US domestic ferrous scrap trade for October could move sideways on secondary grades against September settled prices once it formally begins in Chicago and Detroit on Tuesday or Wednesday.
The trade direction is considered soft against stronger expectations in mid-September, following a $30-55/gt price increase last month against August settled prices. Price expectations have waned due to a slowdown in exports, a pickup in material flows, and a sluggish rise in finished steel prices.
Market participants throughout the Midwest and Southeast were quiet on Monday, expressing hopes in seeing a sideways market for secondary grades, such as shredded, heavy melt, and P&S 5ft, this week. Primes are expected to tick up by $10-20/gt, especially busheling because of its demand, though its supply remains limited as auto recovers.

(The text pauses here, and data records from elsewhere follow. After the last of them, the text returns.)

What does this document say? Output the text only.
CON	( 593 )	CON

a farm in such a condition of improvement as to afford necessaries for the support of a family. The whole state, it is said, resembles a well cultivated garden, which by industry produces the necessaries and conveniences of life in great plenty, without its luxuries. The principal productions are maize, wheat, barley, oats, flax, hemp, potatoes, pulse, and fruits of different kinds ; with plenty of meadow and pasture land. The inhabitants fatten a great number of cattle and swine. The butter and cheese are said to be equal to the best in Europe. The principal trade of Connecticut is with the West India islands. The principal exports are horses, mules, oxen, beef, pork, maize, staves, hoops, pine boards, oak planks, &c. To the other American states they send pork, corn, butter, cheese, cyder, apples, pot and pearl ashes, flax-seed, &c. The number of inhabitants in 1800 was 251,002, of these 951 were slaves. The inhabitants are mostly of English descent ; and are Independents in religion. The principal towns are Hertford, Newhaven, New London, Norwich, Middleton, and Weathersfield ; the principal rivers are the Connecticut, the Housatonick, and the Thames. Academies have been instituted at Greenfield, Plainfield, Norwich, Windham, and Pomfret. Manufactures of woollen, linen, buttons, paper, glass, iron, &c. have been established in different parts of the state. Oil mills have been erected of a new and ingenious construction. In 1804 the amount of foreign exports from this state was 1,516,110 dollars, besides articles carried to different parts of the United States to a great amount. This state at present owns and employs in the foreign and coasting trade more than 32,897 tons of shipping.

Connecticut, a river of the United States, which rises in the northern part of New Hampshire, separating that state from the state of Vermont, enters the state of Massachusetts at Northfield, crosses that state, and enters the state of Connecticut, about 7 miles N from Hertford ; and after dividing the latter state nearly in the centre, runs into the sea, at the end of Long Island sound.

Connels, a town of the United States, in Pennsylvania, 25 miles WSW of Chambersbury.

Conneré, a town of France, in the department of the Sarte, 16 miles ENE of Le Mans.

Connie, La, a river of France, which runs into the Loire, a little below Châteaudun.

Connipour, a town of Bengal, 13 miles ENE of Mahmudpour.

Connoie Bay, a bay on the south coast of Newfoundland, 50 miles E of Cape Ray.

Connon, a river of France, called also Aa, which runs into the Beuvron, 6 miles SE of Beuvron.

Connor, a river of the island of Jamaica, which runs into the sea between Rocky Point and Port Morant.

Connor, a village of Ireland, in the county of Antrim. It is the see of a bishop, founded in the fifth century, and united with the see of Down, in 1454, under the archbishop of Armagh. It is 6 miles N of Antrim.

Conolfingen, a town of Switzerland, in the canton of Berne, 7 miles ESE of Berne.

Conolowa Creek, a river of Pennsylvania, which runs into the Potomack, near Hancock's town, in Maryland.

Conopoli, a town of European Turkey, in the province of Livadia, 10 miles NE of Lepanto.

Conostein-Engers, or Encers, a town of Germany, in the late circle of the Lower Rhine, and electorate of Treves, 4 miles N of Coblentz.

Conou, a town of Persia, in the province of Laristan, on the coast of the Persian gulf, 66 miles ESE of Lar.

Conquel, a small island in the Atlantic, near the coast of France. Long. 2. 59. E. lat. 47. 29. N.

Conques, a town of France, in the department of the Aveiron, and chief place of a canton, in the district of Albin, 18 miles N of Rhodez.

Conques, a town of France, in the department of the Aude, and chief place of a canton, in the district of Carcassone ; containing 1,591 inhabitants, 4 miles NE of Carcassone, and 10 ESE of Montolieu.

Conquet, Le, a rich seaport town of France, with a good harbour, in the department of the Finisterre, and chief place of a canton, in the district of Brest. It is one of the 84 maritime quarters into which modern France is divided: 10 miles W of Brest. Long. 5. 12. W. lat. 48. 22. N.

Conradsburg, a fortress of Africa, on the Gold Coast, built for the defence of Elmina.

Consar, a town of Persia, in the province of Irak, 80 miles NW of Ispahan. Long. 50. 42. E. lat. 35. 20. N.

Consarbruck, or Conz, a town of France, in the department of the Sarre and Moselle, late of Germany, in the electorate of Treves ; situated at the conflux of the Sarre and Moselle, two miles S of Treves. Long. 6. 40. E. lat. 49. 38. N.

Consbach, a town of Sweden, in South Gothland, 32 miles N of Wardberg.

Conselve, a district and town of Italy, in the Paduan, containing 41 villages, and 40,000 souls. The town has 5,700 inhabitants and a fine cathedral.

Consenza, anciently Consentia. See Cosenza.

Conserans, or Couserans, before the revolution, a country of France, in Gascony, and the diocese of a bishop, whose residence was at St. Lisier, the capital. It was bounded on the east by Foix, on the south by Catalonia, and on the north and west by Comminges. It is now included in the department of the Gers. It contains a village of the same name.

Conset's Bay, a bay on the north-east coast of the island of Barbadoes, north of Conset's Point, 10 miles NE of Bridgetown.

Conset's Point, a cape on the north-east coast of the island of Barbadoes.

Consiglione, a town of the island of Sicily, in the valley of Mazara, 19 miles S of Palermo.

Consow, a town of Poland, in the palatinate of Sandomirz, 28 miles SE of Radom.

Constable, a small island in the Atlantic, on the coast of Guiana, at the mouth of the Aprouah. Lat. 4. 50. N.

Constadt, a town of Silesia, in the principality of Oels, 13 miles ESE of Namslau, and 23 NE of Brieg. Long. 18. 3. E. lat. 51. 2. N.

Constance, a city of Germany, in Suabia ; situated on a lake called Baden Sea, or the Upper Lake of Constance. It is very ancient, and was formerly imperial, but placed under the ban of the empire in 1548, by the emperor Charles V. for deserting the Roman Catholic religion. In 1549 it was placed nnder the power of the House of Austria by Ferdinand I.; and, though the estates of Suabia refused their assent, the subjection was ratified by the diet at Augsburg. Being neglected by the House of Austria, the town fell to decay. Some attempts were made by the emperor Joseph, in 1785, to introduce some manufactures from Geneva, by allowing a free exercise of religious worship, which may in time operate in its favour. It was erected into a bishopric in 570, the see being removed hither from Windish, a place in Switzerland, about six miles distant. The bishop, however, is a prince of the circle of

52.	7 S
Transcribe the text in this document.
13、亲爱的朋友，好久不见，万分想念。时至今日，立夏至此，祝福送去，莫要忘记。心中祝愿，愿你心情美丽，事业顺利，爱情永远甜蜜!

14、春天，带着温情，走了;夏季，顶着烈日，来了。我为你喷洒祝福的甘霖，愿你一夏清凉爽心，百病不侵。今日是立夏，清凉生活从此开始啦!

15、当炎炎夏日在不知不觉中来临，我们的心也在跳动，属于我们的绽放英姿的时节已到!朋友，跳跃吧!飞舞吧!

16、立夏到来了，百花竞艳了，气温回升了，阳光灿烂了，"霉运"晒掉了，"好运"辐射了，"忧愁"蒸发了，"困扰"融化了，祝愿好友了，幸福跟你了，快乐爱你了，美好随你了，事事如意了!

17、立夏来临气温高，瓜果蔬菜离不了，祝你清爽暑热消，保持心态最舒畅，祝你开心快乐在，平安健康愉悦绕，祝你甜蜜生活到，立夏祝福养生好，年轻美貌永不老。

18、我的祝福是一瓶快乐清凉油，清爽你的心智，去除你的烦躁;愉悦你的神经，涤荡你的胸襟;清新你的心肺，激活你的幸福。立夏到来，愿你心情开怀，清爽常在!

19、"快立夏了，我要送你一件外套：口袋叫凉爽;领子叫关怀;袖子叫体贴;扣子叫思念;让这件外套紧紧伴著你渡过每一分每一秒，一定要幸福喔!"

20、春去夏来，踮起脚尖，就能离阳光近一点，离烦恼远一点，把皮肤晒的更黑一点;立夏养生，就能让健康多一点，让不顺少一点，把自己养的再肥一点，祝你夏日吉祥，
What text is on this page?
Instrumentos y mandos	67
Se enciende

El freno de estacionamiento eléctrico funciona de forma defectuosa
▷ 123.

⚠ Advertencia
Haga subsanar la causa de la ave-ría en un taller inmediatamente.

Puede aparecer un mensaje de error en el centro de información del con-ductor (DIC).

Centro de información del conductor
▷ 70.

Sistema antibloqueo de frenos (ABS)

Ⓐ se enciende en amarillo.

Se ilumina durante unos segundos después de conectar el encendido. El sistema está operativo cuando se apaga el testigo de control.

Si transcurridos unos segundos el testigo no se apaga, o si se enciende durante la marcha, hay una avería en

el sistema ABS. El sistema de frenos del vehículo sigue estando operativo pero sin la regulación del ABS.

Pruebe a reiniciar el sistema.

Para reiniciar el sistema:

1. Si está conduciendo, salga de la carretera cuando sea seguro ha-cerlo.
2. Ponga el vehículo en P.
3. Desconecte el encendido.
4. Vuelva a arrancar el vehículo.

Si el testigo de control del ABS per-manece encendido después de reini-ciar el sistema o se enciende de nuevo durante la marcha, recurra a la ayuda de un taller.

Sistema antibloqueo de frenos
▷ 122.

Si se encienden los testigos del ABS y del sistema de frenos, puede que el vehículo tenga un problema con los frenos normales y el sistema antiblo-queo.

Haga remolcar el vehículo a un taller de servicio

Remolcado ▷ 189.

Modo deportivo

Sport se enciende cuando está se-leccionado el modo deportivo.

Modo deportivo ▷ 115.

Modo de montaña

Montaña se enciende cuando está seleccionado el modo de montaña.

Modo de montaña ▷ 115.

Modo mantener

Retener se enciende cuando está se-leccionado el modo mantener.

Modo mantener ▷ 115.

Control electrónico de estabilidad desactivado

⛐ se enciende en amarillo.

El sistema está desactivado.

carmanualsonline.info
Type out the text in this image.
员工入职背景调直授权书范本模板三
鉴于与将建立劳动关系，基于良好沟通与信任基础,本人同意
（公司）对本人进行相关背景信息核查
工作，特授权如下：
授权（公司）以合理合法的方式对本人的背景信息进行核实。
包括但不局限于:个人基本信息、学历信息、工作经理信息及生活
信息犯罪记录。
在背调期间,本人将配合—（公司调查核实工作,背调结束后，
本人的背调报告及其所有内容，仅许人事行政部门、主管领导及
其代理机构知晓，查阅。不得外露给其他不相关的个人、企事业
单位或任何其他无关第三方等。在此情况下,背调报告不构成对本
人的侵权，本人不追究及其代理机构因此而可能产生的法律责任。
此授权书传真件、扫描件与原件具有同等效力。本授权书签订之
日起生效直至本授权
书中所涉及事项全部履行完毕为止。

Mills in the Pacific Northwest came out with sideways scrap offers against September settled prices across all grades on Oct 5. The offers did not meet resistance from sellers in an environment that also saw some regional docks reduce prices by $5/mt. The sideways offers against weak export demand give support to the expectation that major steel regions in the Midwest, Southeast, and South will trade sideways to slightly up from September settled prices.
There have been no reports of mills canceling September scrap orders and many sellers still have unfulfilled tonnage on prior orders. The delays on deliveries are attributed to reduced service days, issues with truck fleets, and slow railcar turnarounds. Historically, railcars were turned around up to twice monthly, but lately, only one shipment per month has been possible.
Yards report that flows are recently back to near-normal levels and improved by about 30-40pc from 60 days ago. The increased supplies are expected to limit the upward potential buying prices by mills.
Some regions across the Midwest will have pockets of stronger demand and may see prices driven above the sideways trend. Mill order books continue to gradually improve and some scrap buying programs could be healthier than others. Markets overall are viewed as firm compared to the traditional weakness seen during Q4 which should continue aiding mill recovery.
China has pulled back on pig iron purchases, leading to some price decline on the material. Several cargoes of the grade were sold to the US from the CIS in late September after prices peaked in Asia. The deal adds to the ample scrap supply forming in the US as mill operating rates are still around 65pc.
The daily Davis Index for Turkish imports for US-origin HMS 1&2 (80:20) declined to $287.50 cfr on Oct 5 due to sluggish negotiations in the Turkish import market resulting from a wide gap between offers and active mill bids. Turkish mills are targeting lower prices as domestic rebar prices softened.
Other export destinations such as South Asian countries are experiencing lower bids amid weak finished steel demand. Japanese export scrap prices have also decreased, making their inventories and regional proximity more attractive than US-origin scrap.